Here’s the first big clue: Freight trains in the United States burn 1 gallon of diesel to move a ton of frieght 436 miles.

Average distance coal travels in US: 628 miles from mine mouth to powerplant. At $4.03/gallon, that’s $5.80 for the diesel to move a ton of coal from the mine mouth to the powerplant, on average. Wyoming coal costs $9 at the mine mouth. So, electric producers pay almost as much for the diesel to move this coal as for the coal itself. Since marginal petroleum is imported, it’s fair to say that coal is not entirely a domestic fuel.

The average powerplant cost for coal in the U.S. in 2006 was $34.26/ton. That’s because coal mined outside of the Powder River basin in Wyoming costs a lot more to dig out — the average mine-mouth price across the U.S. in 2006 was $25.16/ton. The difference is $9.10/ton, which is the cost of transport. The cost of diesel was lower in 2006, but it looks like around half the transport cost is the diesel.
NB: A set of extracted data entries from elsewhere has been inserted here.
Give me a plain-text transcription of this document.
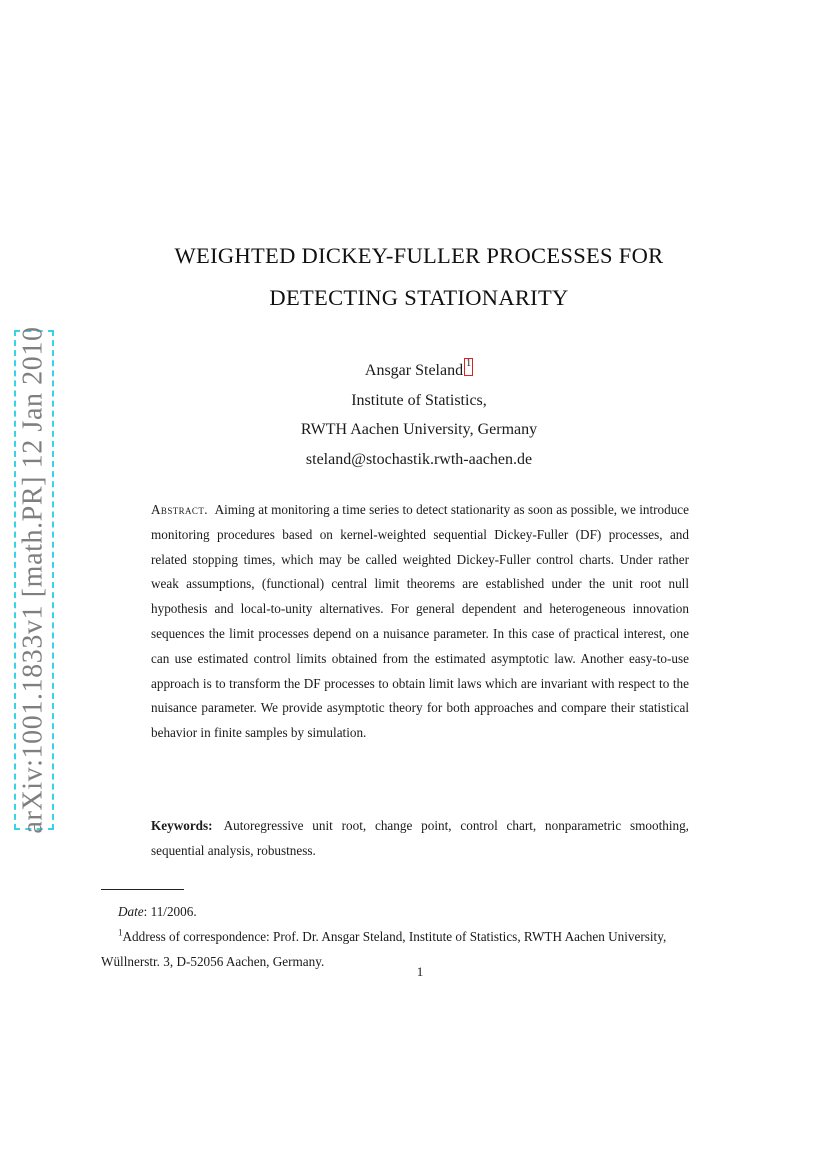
arXiv:1001.1833v1 [math.PR] 12 Jan 2010
WEIGHTED DICKEY-FULLER PROCESSES FOR
DETECTING STATIONARITY
Ansgar Steland 1
Institute of Statistics,
RWTH Aachen University, Germany
steland@stochastik.rwth-aachen.de
Abstract. Aiming at monitoring a time series to detect stationarity as soon as possible, we introduce monitoring procedures based on kernel-weighted sequential Dickey-Fuller (DF) processes, and related stopping times, which may be called weighted Dickey-Fuller control charts. Under rather weak assumptions, (functional) central limit theorems are established under the unit root null hypothesis and local-to-unity alternatives. For general dependent and heterogeneous innovation sequences the limit processes depend on a nuisance parameter. In this case of practical interest, one can use estimated control limits obtained from the estimated asymptotic law. Another easy-to-use approach is to transform the DF processes to obtain limit laws which are invariant with respect to the nuisance parameter. We provide asymptotic theory for both approaches and compare their statistical behavior in finite samples by simulation.
Keywords: Autoregressive unit root, change point, control chart, nonparametric smoothing, sequential analysis, robustness.
Date: 11/2006.
$^1$Address of correspondence: Prof. Dr. Ansgar Steland, Institute of Statistics, RWTH Aachen University,
Wüllnerstr. 3, D-52056 Aachen, Germany.
1
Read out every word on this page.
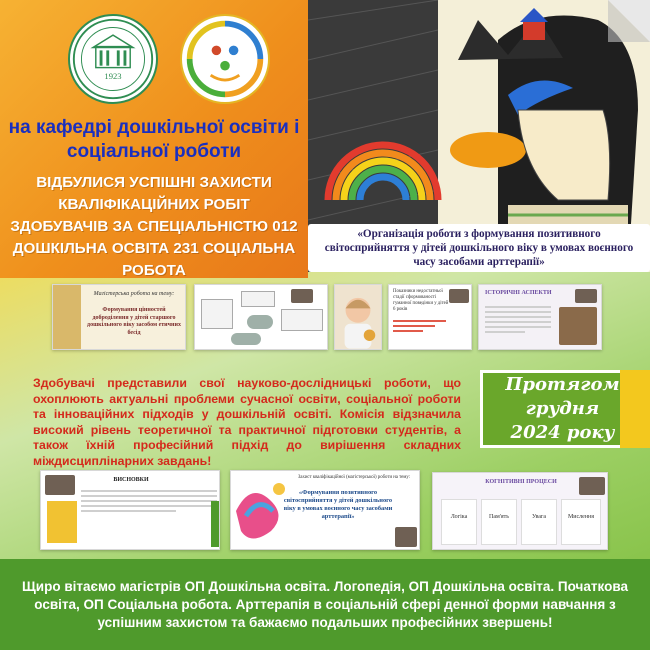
1923
на кафедрі дошкільної освіти і соціальної роботи
ВІДБУЛИСЯ УСПІШНІ ЗАХИСТИ КВАЛІФІКАЦІЙНИХ РОБІТ ЗДОБУВАЧІВ ЗА СПЕЦІАЛЬНІСТЮ 012 ДОШКІЛЬНА ОСВІТА 231 СОЦІАЛЬНА РОБОТА
«Організація роботи з формування позитивного світосприйняття у дітей дошкільного віку в умовах воєнного часу засобами арттерапії»
Магістерська робота на тему:
Формування цінностей доброділення у дітей старшого дошкільного віку засобом етичних бесід
Показники недостатньої стадії сформованості гуманної поведінки у дітей 6 років
ІСТОРИЧНІ АСПЕКТИ
Здобувачі представили свої науково-дослідницькі роботи, що охоплюють актуальні проблеми сучасної освіти, соціальної роботи та інноваційних підходів у дошкільній освіті. Комісія відзначила високий рівень теоретичної та практичної підготовки студентів, а також їхній професійний підхід до вирішення складних міждисциплінарних завдань!
Протягом грудня
2024 року
ВИСНОВКИ	Захист кваліфікаційної (магістерської) роботи на тему:
«Формування позитивного світосприйняття у дітей дошкільного віку в умовах воєнного часу засобами арттерапії»
КОГНІТИВНІ ПРОЦЕСИ
Логіка	Пам'ять	Увага	Мислення
Щиро вітаємо магістрів ОП Дошкільна освіта. Логопедія, ОП Дошкільна освіта. Початкова освіта, ОП Соціальна робота. Арттерапія в соціальній сфері денної форми навчання з успішним захистом та бажаємо подальших професійних звершень!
If the coal is 22 MJ/kg, and the plant is 35% efficient, then for each kWh at the powerplant you spend on average 1.8 cents for the coal. Just the fuel cost of the coal plant is more than the total operating cost of the Palo Verde nuclear powerplant, per kWh. This result is entirely independent of subsidies or clean coal requirements. The black stuff is apparently just really expensive.

A while back, I snarkily suggested that mine mouth coal powerplants were a way to keep the pollution away from rich people. Looks like I was wrong:

• Transporting a kWh of electricity 1000 miles increases the cost by 19%.
• Transporting the coal necessary to make that electricity 1000 miles costs $14.49/ton, assuming cost is linear with distance. That’s a 58% increase in the cost of the fuel. Assuming the fuel cost is 70% of the cost of producing electricity, that’s a 40% increase in the cost of the electricity.
• 4000 miles (across the continent) by electricity: increase cost by 107%.
• 4000 miles by coal train: 160% increase.

What about the extra carbon? Transporting 1000 miles as electricity means you must make an extra 8.7% more electricity which gets lost in the wires, which produces 8.7% more CO2. Transporting 1000 miles by coal train burns 6.3 kg of carbon in the diesel to deliver perhaps 800 kg of carbon, which increases the total carbon released by 0.8%. Clearly the diesel locomotive is the lower carbon, if much more expensive, alternative.

So what does all this mean? If I were crafting a national economic policy intended to stabilize the U.S. economy against changes in the price of oil, I would look into making those frieght trains electric. And, of course, I would build a bunch of standardized, mature nuclear powerplants.

P.S. Average distance coal travels in China: 230 miles. They’re burning a lot less diesel to take advantage of their domestic coal.